Der Lenker des entgegenkommenden Taxis wurde beim Anprall aus dem Wagen geschleudert und erlag noch am Unfallort einem Brustkorbtrauma. Der 23-Jährige, der ohne Anwalt erschienen war, bekannte sich vor Einzelrichterin Karin Knöchl schuldig. Er erinnere sich nur, dass er mit Freunden nach Podersdorf gefahren sei und dort den Wagen, der einem Freund gehörte, geparkt habe. Die Gruppe sei ausgestiegen. Dann habe seine Erinnerung aus- und erst im Krankenhaus wieder eingesetzt.

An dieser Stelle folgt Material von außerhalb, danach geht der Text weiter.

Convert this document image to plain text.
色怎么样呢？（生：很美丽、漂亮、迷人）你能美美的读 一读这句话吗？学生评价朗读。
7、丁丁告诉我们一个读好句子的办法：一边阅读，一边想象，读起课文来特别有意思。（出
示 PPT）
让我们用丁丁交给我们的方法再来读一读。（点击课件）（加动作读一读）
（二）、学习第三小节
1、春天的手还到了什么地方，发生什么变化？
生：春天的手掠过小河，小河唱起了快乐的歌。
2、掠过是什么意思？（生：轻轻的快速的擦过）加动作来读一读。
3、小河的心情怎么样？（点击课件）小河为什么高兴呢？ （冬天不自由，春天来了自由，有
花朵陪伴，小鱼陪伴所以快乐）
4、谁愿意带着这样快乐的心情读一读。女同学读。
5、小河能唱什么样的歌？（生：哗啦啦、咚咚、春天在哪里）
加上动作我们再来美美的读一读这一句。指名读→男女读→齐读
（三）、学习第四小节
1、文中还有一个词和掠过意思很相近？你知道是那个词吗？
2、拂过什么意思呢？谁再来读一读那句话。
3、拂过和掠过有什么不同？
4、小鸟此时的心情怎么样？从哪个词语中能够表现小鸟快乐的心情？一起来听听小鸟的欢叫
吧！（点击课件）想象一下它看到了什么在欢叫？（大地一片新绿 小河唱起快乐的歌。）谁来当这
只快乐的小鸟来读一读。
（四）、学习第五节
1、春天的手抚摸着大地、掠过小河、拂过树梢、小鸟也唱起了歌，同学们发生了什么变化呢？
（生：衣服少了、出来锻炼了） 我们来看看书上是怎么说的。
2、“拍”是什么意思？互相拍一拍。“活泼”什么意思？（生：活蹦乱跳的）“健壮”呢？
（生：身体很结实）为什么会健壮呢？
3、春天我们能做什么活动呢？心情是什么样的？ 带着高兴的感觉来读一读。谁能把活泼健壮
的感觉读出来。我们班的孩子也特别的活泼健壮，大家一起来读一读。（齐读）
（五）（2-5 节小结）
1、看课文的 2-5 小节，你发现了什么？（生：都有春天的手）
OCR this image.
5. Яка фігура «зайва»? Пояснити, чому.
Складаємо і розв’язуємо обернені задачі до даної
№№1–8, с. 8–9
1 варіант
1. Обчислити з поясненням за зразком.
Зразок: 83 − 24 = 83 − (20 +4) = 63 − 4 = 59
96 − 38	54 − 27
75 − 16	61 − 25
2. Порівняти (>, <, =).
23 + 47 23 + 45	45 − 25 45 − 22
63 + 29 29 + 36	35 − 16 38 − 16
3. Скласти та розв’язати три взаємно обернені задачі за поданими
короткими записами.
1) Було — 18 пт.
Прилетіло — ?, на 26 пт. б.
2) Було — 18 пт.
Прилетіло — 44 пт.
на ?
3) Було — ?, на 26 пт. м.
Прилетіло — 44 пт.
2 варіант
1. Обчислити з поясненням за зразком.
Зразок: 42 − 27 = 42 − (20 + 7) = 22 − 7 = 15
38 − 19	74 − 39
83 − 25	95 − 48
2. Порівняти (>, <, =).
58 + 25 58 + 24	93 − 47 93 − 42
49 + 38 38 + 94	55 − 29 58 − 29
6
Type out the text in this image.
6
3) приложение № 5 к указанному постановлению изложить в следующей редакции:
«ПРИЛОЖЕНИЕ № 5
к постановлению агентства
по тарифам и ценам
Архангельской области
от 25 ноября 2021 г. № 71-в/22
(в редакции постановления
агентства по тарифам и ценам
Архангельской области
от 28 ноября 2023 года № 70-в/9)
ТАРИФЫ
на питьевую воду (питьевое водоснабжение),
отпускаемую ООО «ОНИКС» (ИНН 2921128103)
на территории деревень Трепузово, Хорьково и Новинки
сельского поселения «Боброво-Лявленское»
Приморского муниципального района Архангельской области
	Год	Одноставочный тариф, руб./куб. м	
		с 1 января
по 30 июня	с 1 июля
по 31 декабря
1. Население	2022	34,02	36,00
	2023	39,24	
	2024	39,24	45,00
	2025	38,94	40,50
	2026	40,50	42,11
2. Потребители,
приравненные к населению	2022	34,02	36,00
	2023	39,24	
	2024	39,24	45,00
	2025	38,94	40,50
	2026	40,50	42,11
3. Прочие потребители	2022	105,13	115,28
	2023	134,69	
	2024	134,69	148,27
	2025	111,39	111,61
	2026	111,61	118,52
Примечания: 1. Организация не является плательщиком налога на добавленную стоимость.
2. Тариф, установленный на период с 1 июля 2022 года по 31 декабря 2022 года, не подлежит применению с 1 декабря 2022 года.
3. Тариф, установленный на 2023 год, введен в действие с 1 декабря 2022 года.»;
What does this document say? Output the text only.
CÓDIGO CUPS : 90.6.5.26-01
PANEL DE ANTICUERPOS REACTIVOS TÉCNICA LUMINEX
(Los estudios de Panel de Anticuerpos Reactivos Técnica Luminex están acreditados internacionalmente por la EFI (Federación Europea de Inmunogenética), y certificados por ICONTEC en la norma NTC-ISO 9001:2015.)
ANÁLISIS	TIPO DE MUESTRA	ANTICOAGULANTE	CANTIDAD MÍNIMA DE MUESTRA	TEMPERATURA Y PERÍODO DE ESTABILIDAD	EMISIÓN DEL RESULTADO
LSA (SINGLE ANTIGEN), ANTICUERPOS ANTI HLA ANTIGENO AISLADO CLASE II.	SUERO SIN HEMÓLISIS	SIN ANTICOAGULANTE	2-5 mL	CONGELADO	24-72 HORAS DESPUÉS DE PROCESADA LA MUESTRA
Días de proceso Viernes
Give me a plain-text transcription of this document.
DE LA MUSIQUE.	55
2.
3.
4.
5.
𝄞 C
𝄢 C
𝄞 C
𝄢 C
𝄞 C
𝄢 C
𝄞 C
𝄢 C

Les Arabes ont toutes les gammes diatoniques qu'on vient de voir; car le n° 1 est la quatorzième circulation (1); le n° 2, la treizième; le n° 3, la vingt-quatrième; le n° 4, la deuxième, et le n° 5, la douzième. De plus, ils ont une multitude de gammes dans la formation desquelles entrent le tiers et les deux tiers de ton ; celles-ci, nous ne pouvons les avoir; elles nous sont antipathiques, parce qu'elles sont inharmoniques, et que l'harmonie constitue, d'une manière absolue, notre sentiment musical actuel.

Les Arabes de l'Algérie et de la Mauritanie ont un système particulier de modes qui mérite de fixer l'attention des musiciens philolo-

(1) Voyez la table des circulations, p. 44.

Angeklagter ohne Anwalt beim Prozess

Der 23-Jährige wurde bei dem Unfall selbst schwer verletzt. Er erlitt einen Bruch des vierten Lendenwirbels und des Oberschenkelschaftes sowie eine Gehirnerschütterung. Der Mann war im Fahrzeug eingeklemmt, musste von der Feuerwehr befreit werden und verbrachte einen Monat in Krankenhäusern. Er habe immer noch Probleme beim Gehen, sagte er auf Nachfrage der Richterin.

Da der Beschuldigte keinen Verteidiger hatte, bemühte sich Richterin Knöchl mehrfach, ihn über seine Rechte im Verfahren zu informieren. “Ich tu mir ein bisschen schwer, sie haben auch keine Akteneinsicht genommen. Das heißt, sie wissen ja gar nicht, was im Akt gestanden ist”, sagte sie zu dem 23-Jährigen, der auf eine Erörterung der Gutachten sowie auf Zeugenbefragungen verzichtete und auch keine weiteren Beweisanträge stellte.

Geständnis mildernd, Vorstrafe erschwerend

Für die Lebensgefährtin des Taxilenkers – beide waren seit 47 Jahren mit einer einjährigen Unterbrechung ein Paar und wollten heiraten – sowie für dessen Tochter, den Schwiegersohn und Enkel beantragte deren Anwältin insgesamt 30.000 Euro Schmerzensgeld. “Das, was ich kann, zahle ich natürlich”, meinte der Beschuldigte, der sich nach Rücksprache mit seiner ebenfalls beim Prozess anwesenden Schwester zur Zahlung eines symbolischen Betrages von 2.000 Euro bereit erklärte.

Die Richterin sprach den 23-Jährigen schuldig. Als mildernd wertete sie das reumütige Geständnis. Als erschwerend betrachtete sie neben der Alkoholisierung und der rücksichtlosen Fahrweise eine einschlägige Vorstrafe wegen Körperverletzung in Zusammenhang mit einem Drogendelikt. Somit sei eine unbedingte Strafe auszumessen. Der Verurteilte erbat sich Bedenkzeit, der Staatsanwalt gab keine Erklärung ab. Das Urteil ist nicht rechtskräftig.